Toscana, investimenti e modelli di sviluppo per montagna e aree interne

Un nuovo modello di sviluppo per il rilancio di montagna ed aree interne della Toscana. Gli investimenti  che saranno possibili grazie al Pnnr, e il nuovo modello di sviluppo che sta per partire, fondato su sostenibilità, digitale (ovvero smart economy e smart working) e inclusività (e quindi servizi decentrati), costituiscono un’opportunità per la rinascita di quei territori. Un’occasione soprattutto per cambiare rotta e creare “politiche con la montagna” (e le aree interne) e non più solo “per la montagna”: perché se le aree interne torneranno a popolarsi e ad offrire opportunità di lavoro i vantaggi potranno essere reciproci, anche per le città e le aree metropolitane. 

In occasione degli Stati generali della Montagna organizzati dalla Regione Toscana assieme ad Anci Toscana, nell’ambito del Dire e Fare 2021, è stata esposta un’analisi a trecentosessanta gradi, col supporto anche dei numeri dell’Irpet, l’istituto di programmazione economica della Regione. Un confronto, un po’ in presenza e un po’  on line che arriva al termine di diciotto incontri che da gennaio a giugno si sono succeduti con diciassette delle ventidue Unioni comunali sparse nella regione, eredità il più delle volte delle vecchie Comunità montane, con 151 complessivamente comuni coinvolti tra i 273 (dopo le quattordici fusioni degli ultimi anni) che compongono complessivamente oggi la regione.
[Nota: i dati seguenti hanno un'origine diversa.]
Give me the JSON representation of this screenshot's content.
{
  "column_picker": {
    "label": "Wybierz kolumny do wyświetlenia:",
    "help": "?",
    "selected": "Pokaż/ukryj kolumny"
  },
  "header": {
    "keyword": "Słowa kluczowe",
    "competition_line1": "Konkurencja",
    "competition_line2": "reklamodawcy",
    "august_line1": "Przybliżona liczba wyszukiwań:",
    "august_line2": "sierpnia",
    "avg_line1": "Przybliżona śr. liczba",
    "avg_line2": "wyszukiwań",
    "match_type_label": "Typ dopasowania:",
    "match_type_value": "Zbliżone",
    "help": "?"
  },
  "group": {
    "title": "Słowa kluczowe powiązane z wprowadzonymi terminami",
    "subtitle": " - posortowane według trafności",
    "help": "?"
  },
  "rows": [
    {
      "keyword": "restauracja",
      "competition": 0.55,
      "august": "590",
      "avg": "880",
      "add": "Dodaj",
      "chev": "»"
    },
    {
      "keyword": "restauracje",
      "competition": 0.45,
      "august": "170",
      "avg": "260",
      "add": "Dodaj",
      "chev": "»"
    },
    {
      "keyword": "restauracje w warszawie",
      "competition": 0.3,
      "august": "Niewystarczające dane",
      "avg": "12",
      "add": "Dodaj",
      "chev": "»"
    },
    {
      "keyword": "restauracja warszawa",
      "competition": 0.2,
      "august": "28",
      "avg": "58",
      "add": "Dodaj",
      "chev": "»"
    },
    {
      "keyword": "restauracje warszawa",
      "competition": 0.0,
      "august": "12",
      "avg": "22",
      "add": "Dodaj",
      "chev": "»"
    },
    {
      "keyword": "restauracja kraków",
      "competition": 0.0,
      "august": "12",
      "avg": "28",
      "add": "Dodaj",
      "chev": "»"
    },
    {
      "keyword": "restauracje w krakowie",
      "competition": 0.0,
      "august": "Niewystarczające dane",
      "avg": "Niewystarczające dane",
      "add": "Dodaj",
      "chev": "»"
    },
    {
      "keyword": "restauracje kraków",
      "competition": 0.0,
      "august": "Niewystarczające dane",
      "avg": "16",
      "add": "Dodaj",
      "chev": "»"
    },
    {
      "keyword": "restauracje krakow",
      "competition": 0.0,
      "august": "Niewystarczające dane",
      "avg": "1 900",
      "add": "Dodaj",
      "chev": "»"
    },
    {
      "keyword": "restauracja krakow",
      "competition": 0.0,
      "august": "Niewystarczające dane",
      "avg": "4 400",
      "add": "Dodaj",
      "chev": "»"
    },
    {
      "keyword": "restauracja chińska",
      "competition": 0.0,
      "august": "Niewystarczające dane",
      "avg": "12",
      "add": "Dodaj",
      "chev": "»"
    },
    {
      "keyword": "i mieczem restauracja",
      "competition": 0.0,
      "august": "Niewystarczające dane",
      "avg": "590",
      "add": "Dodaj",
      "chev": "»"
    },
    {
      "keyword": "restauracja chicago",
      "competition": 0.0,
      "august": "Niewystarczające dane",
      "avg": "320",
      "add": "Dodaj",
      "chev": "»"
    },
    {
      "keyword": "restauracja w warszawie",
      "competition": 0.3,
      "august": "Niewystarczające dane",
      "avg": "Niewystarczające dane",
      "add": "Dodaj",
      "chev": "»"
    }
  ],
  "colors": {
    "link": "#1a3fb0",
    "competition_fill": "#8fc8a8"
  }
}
Territori ugualmente periferici ma anche diversi tra loro: da quelli, a nord,  e principalmente montani dell’arco appenninico ai comuni della Toscana del sud, per finire all’arcipelago e le isole, periferiche per definizione. 

«Valorizzare quei luoghi e contrastarne l’abbandono demografico comporta anche infrastrutture, connettività e digitalizzazione,  ed investimenti in campo sanitario e scolastico – commenta il presidente della Toscana Eugenio Giani – Quando diciamo che puntiamo su una Toscana diffusa vuol dire una Toscana delle città d’arte così come dei borghi incastonati fra le montagne. Vuol dire una regione dagli scenari straordinari che contengono un patrimonio da valorizzare. Per farlo ci vogliono investimenti e progetti mirati che siano in grado di intercettare le risorse a nostra disposizione. Solo così possiamo dare avvio alla riqualificazione e al recupero in questi luoghi e magari di strutture e aree oggi dismesse». 

Nelle aree interne della Toscana vivono 1 milione e 140 mila cittadini: una parte non poi così marginale, circa il 30 per cento, dei tre milioni e 700 mila cittadini che abitano nella regione. Montagna ed aree interne potrebbe dunque tornare ad essere luoghi appetibili per i giovani.  Non meno importanti  sono il miglioramento dell’accessibilità, il potenziamento dei servizi (dalla telemedicina ai servizi di prossimità), i trasporti  e la connettività, la semplificazione di alcune norme e la valorizzazione turistica ed economica del patrimonio culturale e naturale diffuso.